The way I understood the story (but so much has been written about its many twists and turns that I might well have missed something), the First Minister received allegations by three women that this politician had sexually harassed them.

It seems odd to me to characterize "three women accused someone of harassing them" as "unsubstantiated rumors". Unsubstantiated, yes -- accusations by definition are, prior to investigation (and an investigation was going to be carried out). Rumors? I thought the First Minister's office had received allegations from the women themselves, not some second- or third-hand rumors - is that wrong?

It also seems curious to me that you dismiss the allegations of harassment as "unsubstantiated rumors," but apparently accept the allegations of bullying at face value. Why do you accept the latter as swiftly as you dismiss the former?
maxdancona
 
  -1  
Fri 12 Jan, 2018 07:47 pm
@nimh,
Quote:
It seems odd to me to characterize "three women accused someone of harassing them" as "unsubstantiated rumors". Unsubstantiated, yes -- accusations by definition are, prior to investigation (and an investigation was going to be carried out). Rumors? I thought the First Minister's office had received allegations from the women themselves, not some second- or third-hand rumors - is that wrong?

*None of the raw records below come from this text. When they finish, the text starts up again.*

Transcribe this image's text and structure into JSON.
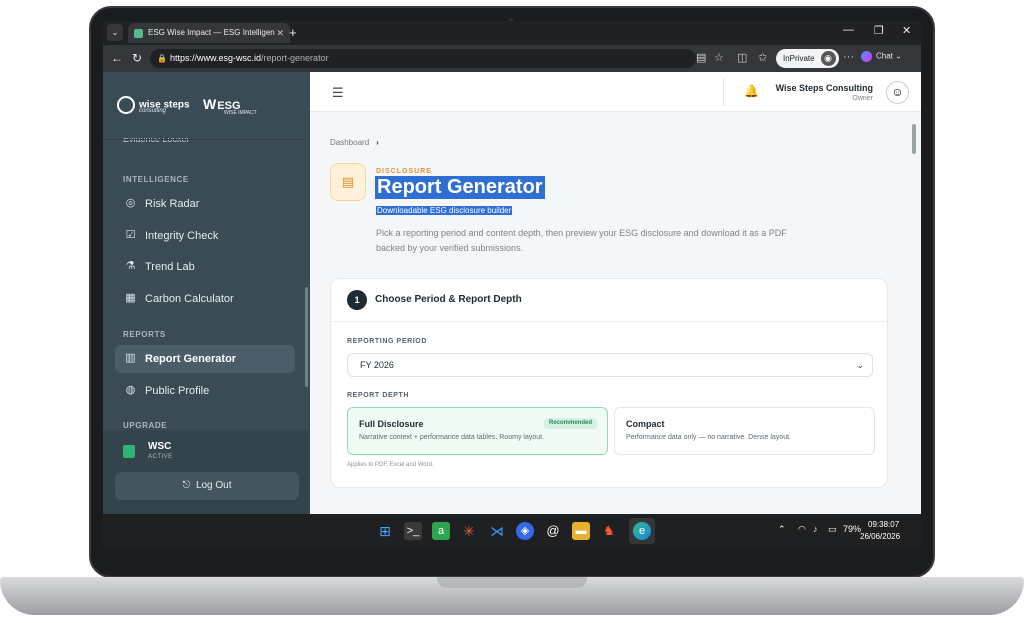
{
  "browser": {
    "tab_title": "ESG Wise Impact — ESG Intelligen",
    "url_host": "https://www.esg-wsc.id",
    "url_path": "/report-generator",
    "inprivate_label": "InPrivate",
    "chat_label": "Chat"
  },
  "sidebar": {
    "brand_left": "wise steps",
    "brand_left_sub": "consulting",
    "brand_right": "ESG",
    "brand_right_sub": "WISE IMPACT",
    "cut_item": "Evidence Locker",
    "section_intelligence": "INTELLIGENCE",
    "section_reports": "REPORTS",
    "section_upgrade": "UPGRADE",
    "items": [
      {
        "label": "Risk Radar",
        "icon": "radar-icon"
      },
      {
        "label": "Integrity Check",
        "icon": "checklist-icon"
      },
      {
        "label": "Trend Lab",
        "icon": "flask-icon"
      },
      {
        "label": "Carbon Calculator",
        "icon": "calculator-icon"
      },
      {
        "label": "Report Generator",
        "icon": "bar-chart-icon"
      },
      {
        "label": "Public Profile",
        "icon": "globe-icon"
      }
    ],
    "org_name": "WSC",
    "org_status": "ACTIVE",
    "logout_label": "Log Out"
  },
  "header": {
    "user_name": "Wise Steps Consulting",
    "user_role": "Owner"
  },
  "main": {
    "breadcrumb": "Dashboard",
    "eyebrow": "DISCLOSURE",
    "title": "Report Generator",
    "subtitle": "Downloadable ESG disclosure builder",
    "description": "Pick a reporting period and content depth, then preview your ESG disclosure and download it as a PDF backed by your verified submissions.",
    "step": {
      "number": "1",
      "title": "Choose Period & Report Depth",
      "period_label": "REPORTING PERIOD",
      "period_value": "FY 2026",
      "depth_label": "REPORT DEPTH",
      "options": [
        {
          "title": "Full Disclosure",
          "desc": "Narrative context + performance data tables. Roomy layout.",
          "badge": "Recommended"
        },
        {
          "title": "Compact",
          "desc": "Performance data only — no narrative. Dense layout."
        }
      ],
      "note": "Applies to PDF, Excel and Word."
    }
  },
  "taskbar": {
    "battery": "79%",
    "time": "09:38:07",
    "date": "26/06/2026"
  },
  "colors": {
    "sidebar_bg": "#3a4b55",
    "accent_orange": "#e4902f",
    "selection_blue": "#2f6fd4",
    "recommended_green": "#2b8a5a"
  }
}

He was fired and publicly shamed before the investigation was carried out. This is guilty until proven innocent.

How is this different from any other witch hunt driven by any other public outrage? In the US we had the McCarthy Witch Hunts (I talked about my uncle's experience with that). People were accused of being Communists, they were fired and publicly shamed based on allegations.

That is how these things work (whether it is Salem, or McCarthy, or MeToo). The public is out for blood. Anyone who is accused can't defend themselves. And anyone who questions the public hysteria is attacked (even women who are questioning MeToo are being pretty viciously attacked).